Wirbelsäulen -Muskelatrophie Typ 2 ist eine genetische Erkrankung, die bei Säuglingen Muskelverschwendung und Koordinationsprobleme verursacht.Eine genetische Mutation beeinflusst die Produktion eines spezifischen Proteintyps, den Rückenmarkszellen überleben müssen.Wenn Neuronen sterben, werden die Muskeln in den Schultern, Armen und Beinen schwächer.Kinder mit der Störung können normalerweise nicht ohne Hilfe stehen oder ihre Arme benutzen.Derzeit gibt es keine Heilung für die muskulöse Atrophie -Spinal -Atrophie -Typ -2Atrophie und Patienten werden basierend auf dem Alter zum Zeitpunkt der Erkrankungen und der Schwere ihrer Symptome eingestuft.Typ 2 erscheint im Allgemeinen, wenn ein Kind zwischen sechs und 18 Monate alt ist.Es ist eine seltene autosomale rezessive Störung, und beide Eltern müssen Träger eines spezifischen mutierten Gens sein, um die Krankheit an ihre Nachkommen weiterzugeben.Das beschädigte Gen produziert keine funktionierenden Überlebens -Motoneuron -Proteine (SMNs) im Rückenmark.Neuronen in der Wirbelsäule, die freiwillige Muskeln kontrollieren, degenerieren schnell ohne ausreichende SMNs.Kinder mit der Störung sind normalerweise nicht in der Lage, ohne Hilfe aufrecht zu sitzen.Sie haben normalerweise nicht die Kraft, zu lernen, sich zu kriechen oder sich mit ihren Armen zu halten, wenn sie mit dem Gesicht nach unten liegen.Die Störung kann auch junge Kinder daran hindern, sich aufgrund mangelnder Koordination und Stärke in Armmuskeln selbst zu ernähren.In einigen Fällen entwickeln sich schwerwiegende Atemprobleme aufgrund von Schwäche in Brust, Rachen und Mund.

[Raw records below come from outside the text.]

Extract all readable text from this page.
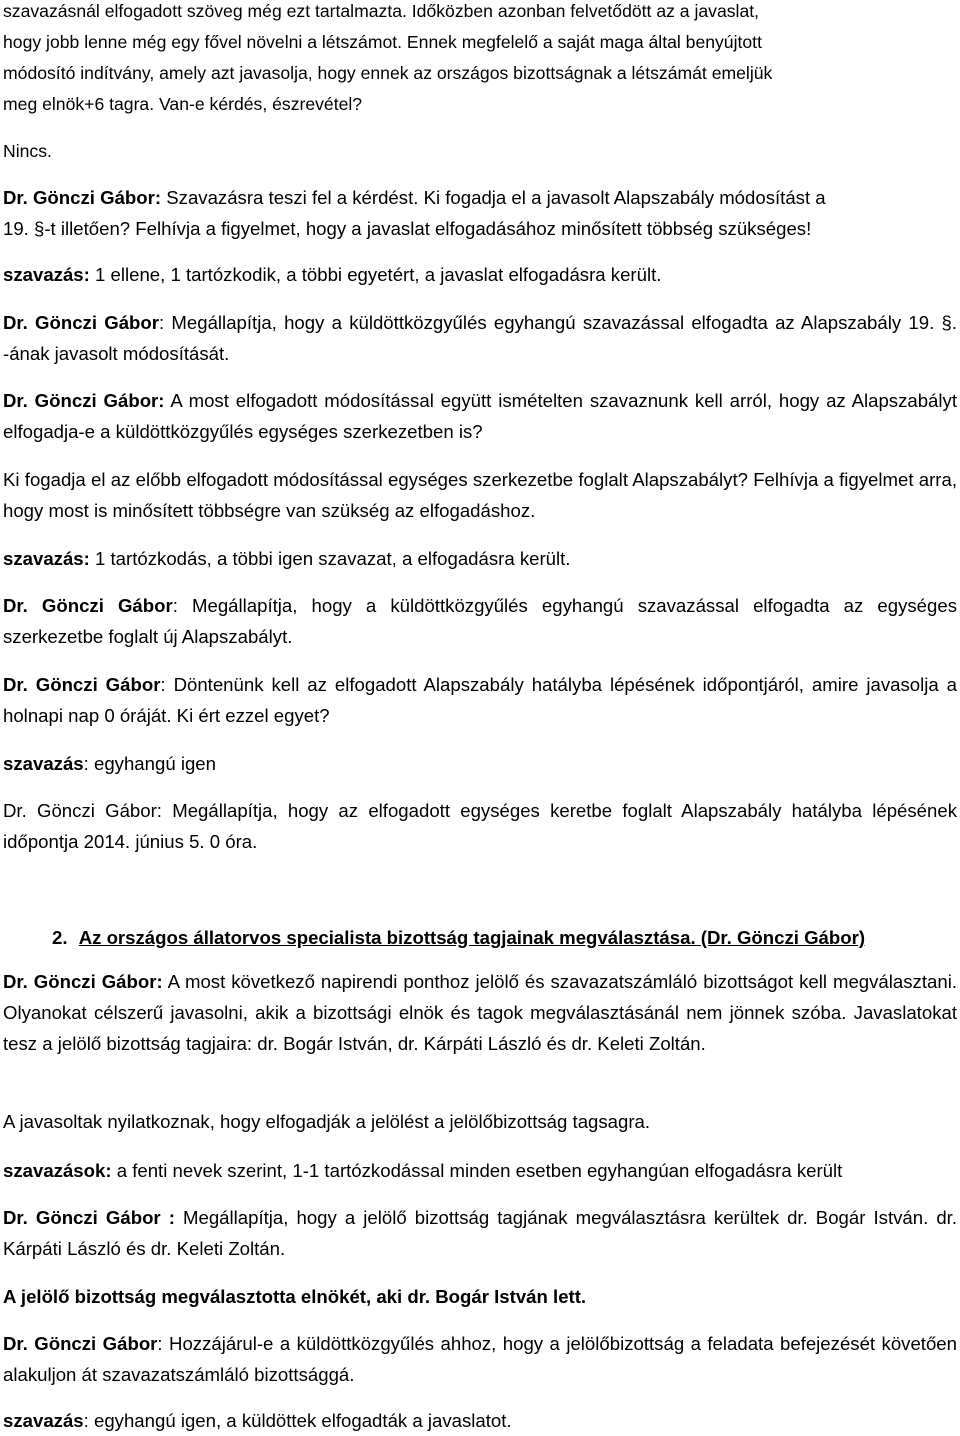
szavazásnál elfogadott szöveg még ezt tartalmazta. Időközben azonban felvetődött az a javaslat,
hogy jobb lenne még egy fővel növelni a létszámot. Ennek megfelelő a saját maga által benyújtott
módosító indítvány, amely azt javasolja, hogy ennek az országos bizottságnak a létszámát emeljük
meg elnök+6 tagra. Van-e kérdés, észrevétel?

Nincs.

Dr. Gönczi Gábor: Szavazásra teszi fel a kérdést. Ki fogadja el a javasolt Alapszabály módosítást a
19. §-t illetően? Felhívja a figyelmet, hogy a javaslat elfogadásához minősített többség szükséges!

szavazás: 1 ellene, 1 tartózkodik, a többi egyetért, a javaslat elfogadásra került.

Dr. Gönczi Gábor: Megállapítja, hogy a küldöttközgyűlés egyhangú szavazással elfogadta az Alapszabály 19. §. -ának javasolt módosítását.

Dr. Gönczi Gábor: A most elfogadott módosítással együtt ismételten szavaznunk kell arról, hogy az Alapszabályt elfogadja-e a küldöttközgyűlés egységes szerkezetben is?

Ki fogadja el az előbb elfogadott módosítással egységes szerkezetbe foglalt Alapszabályt? Felhívja a figyelmet arra, hogy most is minősített többségre van szükség az elfogadáshoz.

szavazás: 1 tartózkodás, a többi igen szavazat, a elfogadásra került.

Dr. Gönczi Gábor: Megállapítja, hogy a küldöttközgyűlés egyhangú szavazással elfogadta az egységes szerkezetbe foglalt új Alapszabályt.

Dr. Gönczi Gábor: Döntenünk kell az elfogadott Alapszabály hatályba lépésének időpontjáról, amire javasolja a holnapi nap 0 óráját. Ki ért ezzel egyet?

szavazás: egyhangú igen

Dr. Gönczi Gábor: Megállapítja, hogy az elfogadott egységes keretbe foglalt Alapszabály hatályba lépésének időpontja 2014. június 5. 0 óra.

2. Az országos állatorvos specialista bizottság tagjainak megválasztása. (Dr. Gönczi Gábor)

Dr. Gönczi Gábor: A most következő napirendi ponthoz jelölő és szavazatszámláló bizottságot kell megválasztani. Olyanokat célszerű javasolni, akik a bizottsági elnök és tagok megválasztásánál nem jönnek szóba. Javaslatokat tesz a jelölő bizottság tagjaira: dr. Bogár István, dr. Kárpáti László és dr. Keleti Zoltán.

A javasoltak nyilatkoznak, hogy elfogadják a jelölést a jelölőbizottság tagsagra.

szavazások: a fenti nevek szerint, 1-1 tartózkodással minden esetben egyhangúan elfogadásra került

Dr. Gönczi Gábor : Megállapítja, hogy a jelölő bizottság tagjának megválasztásra kerültek dr. Bogár István. dr. Kárpáti László és dr. Keleti Zoltán.

A jelölő bizottság megválasztotta elnökét, aki dr. Bogár István lett.

Dr. Gönczi Gábor: Hozzájárul-e a küldöttközgyűlés ahhoz, hogy a jelölőbizottság a feladata befejezését követően alakuljon át szavazatszámláló bizottsággá.

szavazás: egyhangú igen, a küldöttek elfogadták a javaslatot.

Ärzte können normalerweise die muskuläre Atrophie -Typ -2 -Wirbelsäule diagnostizieren, basierend auf körperlichen Symptomen und den Ergebnissen von Blutuntersuchungen.Gentests sowohl des Patienten als auch seiner Eltern werden durchgeführt, um die Krankheit zu bestätigen.Eine Untersuchung namens Elektromyographie kann durchgeführt werden, um die Schwere der Muskelverschwendung zu messen.Bei der Elektromyographie werden kleine elektrische Impulse an verschiedene Muskelgruppen gesendet und ihre Reaktionen gemessen.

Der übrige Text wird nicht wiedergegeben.